The Prophet Amos exclaims: Woe to the complacent in Zion!  
“Woe to us if we are complacent… Woe to us if we are indifferent to those who suffer and are poor.”  
We see this same indifference in the Gospel story of the Rich Man and the Poor Man.  The great crime of the Rich man, the sin that would cause him to be forever “tormented” in the eternal flames, was not hate, but indifference.
It was indifference that allowed him to dress in fine linen and purple garments dining sumptuously each day while the poor man named Lazarus laid right there at his doorstep starving and covered with sores.  He didn’t hate the poor man, he didn’t even acknowledge him, he was indifferent. 
We can all probably relate to this parable.  We have all at times in our lives probably stepped over the poor or have been overlooked by someone that could help us.  We may even become indifferent when we become overwhelmed by the World News of Chemical Weapons in Syria, the violence in Egypt, Nigeria needing 2.9 Trillion to bridge infrastructure deficit, and global poverty.
Maybe you’ve had an experience like the Rich Man and the Poor Man.  Say you are coming out of a nice restaurant in Downtown Cleveland and a beggar approaches you.  Or you see someone on a highway exit with a sign asking for money.  Or you see someone in need but don’t know how to help.
Chances are when you see this person you feel very uncomfortable, maybe not sure what to do, what to say or whether or not to give them anything.  If the poor make you feel uncomfortable that is a good thing.  That means that you are not indifferent to their poverty… that means deep down that you care.  Those feelings that you have that cause you discomfort are of God. 
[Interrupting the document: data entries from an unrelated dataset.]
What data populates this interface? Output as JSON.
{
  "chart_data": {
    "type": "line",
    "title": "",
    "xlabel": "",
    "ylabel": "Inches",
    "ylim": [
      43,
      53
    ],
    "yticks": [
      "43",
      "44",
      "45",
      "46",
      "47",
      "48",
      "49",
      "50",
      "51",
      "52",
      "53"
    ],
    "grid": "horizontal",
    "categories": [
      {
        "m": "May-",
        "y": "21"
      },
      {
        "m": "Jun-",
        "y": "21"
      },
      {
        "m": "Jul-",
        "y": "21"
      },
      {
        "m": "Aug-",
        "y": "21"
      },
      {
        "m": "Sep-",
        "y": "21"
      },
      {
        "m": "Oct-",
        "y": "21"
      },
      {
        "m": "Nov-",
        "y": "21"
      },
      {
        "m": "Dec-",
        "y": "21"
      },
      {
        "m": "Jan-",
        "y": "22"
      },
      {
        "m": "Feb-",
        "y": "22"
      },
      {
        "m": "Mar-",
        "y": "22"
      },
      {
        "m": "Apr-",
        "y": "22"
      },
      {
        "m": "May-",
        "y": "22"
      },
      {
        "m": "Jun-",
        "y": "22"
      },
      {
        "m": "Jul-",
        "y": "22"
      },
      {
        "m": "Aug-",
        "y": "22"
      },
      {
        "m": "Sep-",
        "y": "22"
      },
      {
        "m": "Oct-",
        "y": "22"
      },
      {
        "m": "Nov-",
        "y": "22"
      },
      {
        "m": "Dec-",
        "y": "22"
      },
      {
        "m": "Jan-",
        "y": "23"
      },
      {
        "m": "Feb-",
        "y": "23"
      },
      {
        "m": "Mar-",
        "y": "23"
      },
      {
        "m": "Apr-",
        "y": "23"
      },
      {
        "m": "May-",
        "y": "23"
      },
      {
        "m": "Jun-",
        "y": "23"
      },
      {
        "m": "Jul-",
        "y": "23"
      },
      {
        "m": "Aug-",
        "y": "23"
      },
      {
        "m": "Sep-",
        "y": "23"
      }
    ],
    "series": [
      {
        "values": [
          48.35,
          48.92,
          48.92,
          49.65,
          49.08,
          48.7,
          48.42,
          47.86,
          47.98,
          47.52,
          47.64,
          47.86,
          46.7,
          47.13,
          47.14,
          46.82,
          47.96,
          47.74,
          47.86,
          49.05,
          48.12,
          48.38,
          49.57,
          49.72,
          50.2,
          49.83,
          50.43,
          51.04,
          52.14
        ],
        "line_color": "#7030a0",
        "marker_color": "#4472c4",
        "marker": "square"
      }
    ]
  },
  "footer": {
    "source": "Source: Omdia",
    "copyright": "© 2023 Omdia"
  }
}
The real sadness would be if you were like the rich man who didn’t even notice the poor man lying at his door.  The real sadness would be “not to feel guilt”… to be “indifferent”.
“The opposite of love is not hate, it is indifference.”
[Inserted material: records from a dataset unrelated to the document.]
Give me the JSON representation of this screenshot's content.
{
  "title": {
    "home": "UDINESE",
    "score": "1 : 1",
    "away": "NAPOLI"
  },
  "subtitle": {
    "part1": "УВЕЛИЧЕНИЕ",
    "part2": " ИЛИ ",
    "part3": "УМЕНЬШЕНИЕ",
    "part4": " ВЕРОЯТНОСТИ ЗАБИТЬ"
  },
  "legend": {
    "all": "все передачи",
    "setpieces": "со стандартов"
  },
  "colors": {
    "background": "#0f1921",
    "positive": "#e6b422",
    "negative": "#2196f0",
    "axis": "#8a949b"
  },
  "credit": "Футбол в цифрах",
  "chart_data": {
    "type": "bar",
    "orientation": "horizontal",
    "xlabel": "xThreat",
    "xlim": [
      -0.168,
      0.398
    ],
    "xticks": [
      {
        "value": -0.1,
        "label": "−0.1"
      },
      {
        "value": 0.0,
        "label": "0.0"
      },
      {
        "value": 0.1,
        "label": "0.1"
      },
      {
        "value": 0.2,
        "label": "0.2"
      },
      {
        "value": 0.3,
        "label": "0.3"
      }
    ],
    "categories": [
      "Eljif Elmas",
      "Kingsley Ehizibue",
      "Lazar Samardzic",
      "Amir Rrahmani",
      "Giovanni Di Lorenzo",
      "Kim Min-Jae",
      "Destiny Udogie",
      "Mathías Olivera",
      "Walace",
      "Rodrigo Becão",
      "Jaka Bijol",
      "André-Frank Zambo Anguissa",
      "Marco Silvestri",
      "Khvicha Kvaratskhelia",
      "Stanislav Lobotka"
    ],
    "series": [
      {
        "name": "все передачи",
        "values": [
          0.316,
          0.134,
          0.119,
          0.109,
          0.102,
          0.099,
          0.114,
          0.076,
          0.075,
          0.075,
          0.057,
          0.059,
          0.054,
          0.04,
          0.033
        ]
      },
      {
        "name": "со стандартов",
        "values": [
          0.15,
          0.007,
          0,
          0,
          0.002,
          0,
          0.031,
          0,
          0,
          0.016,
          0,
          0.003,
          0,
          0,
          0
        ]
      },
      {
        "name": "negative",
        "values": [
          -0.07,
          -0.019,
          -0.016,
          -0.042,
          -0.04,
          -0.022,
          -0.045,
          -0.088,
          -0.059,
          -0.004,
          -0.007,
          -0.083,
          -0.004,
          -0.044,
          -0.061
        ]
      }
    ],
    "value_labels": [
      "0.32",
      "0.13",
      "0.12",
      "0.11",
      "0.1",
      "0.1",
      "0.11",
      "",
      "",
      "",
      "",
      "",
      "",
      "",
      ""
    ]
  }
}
What if we do experience indifference? What if we do have this sense of being paralyzed before poverty? What if we feel overwhelmed by the injustice of the world?
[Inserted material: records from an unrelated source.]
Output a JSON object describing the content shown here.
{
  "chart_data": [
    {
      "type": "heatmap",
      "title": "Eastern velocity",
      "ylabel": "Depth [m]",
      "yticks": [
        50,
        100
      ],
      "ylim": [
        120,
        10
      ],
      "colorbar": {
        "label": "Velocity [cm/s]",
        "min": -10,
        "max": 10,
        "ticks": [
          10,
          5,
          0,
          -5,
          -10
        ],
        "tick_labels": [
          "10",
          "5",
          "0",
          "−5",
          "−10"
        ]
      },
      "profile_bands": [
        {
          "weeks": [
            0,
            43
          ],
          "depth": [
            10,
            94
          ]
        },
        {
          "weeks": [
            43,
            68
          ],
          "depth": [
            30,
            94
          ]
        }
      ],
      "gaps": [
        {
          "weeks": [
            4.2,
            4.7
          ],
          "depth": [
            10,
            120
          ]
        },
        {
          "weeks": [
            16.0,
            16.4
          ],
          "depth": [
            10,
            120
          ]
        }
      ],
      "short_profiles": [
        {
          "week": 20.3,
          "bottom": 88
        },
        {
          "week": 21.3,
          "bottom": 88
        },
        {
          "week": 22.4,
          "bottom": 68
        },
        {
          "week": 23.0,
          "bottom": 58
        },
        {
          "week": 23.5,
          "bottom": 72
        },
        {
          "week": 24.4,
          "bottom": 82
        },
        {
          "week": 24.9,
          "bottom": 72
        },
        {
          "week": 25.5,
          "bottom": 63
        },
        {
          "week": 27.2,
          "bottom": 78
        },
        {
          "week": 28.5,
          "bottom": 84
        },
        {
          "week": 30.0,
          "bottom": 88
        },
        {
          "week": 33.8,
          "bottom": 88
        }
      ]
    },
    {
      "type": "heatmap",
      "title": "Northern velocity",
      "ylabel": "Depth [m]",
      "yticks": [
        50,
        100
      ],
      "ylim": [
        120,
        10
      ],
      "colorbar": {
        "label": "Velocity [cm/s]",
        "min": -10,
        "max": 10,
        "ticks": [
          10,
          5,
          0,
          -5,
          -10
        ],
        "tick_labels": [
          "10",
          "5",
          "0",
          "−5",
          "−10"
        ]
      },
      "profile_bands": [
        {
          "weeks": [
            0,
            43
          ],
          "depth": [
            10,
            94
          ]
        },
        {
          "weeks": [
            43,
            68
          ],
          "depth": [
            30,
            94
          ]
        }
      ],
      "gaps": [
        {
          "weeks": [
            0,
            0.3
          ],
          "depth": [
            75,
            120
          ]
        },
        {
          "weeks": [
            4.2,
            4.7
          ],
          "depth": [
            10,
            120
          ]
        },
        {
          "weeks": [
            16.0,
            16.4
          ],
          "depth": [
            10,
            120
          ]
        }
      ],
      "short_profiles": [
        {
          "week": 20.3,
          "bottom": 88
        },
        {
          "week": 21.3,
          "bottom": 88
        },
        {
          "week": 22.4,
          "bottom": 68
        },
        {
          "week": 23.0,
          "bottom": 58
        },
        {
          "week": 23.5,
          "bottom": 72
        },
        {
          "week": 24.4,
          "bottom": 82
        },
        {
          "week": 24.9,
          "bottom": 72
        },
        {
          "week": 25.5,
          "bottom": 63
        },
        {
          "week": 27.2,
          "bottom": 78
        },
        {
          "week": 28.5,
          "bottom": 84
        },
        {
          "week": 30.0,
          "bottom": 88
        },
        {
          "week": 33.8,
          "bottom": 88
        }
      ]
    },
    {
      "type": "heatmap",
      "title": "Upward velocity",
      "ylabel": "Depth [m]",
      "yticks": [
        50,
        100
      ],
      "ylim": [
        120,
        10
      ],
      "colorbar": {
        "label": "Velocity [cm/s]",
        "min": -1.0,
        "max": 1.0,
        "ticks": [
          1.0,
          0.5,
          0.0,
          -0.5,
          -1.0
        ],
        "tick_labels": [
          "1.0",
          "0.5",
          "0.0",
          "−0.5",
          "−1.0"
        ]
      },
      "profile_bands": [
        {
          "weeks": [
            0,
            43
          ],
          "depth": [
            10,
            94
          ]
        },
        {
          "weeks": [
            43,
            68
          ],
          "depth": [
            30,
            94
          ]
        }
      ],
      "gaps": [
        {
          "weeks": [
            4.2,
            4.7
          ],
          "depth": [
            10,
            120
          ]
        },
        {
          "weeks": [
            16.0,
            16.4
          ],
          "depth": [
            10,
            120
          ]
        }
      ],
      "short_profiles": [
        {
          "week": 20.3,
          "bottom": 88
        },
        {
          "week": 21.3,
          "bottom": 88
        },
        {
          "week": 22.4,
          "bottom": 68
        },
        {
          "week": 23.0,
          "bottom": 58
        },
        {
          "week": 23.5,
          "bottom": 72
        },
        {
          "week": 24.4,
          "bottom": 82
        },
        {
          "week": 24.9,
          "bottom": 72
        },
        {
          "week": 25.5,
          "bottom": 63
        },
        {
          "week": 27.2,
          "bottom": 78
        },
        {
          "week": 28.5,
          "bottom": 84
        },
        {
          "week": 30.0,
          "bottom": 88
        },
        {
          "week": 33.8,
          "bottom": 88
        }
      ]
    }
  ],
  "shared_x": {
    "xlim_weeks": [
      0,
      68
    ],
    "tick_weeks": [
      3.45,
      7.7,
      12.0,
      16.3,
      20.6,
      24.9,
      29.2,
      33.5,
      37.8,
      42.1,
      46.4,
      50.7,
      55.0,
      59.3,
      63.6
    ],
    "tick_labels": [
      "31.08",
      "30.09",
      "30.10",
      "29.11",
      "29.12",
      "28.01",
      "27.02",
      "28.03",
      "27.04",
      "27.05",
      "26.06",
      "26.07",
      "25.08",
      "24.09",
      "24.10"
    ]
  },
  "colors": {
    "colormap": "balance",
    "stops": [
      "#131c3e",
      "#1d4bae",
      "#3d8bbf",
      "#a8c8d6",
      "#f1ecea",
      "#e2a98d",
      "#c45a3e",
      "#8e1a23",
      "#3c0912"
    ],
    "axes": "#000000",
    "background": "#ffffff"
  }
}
Elie Wiesel reminds us that “Action is the only remedy to indifference.” Action… ultimately this action is Love.  This love is the opposite of someone who does nothing because of indifference.
And how do we act? Who do we love? Who should we help when we have an entire world in need?
Focus on “One Person”, focus on one cause, change one life.  As Elie Wiesel reminds us of the Talmud: “By saving a single human being, man can save the world.”
So maybe you by yourself can’t rid the world of poverty. Maybe you cannot even end poverty in Cleveland or your home town, but you can help one person. You can help one cause.  You can be the one to act when others are indifferent.
It was the sin of indifference that allowed the holocaust to happen.
It was the sin of indifference that allowed the poor man to lie starving at the door of the rich man.
It is the sin of indifference that keeps us from noticing and loving that one person who needs our help.
Remember, “The opposite of love is not hate, it’s indifference.”
“Action is the only remedy to indifference.”

 

“By saving one human being, man can save the world.”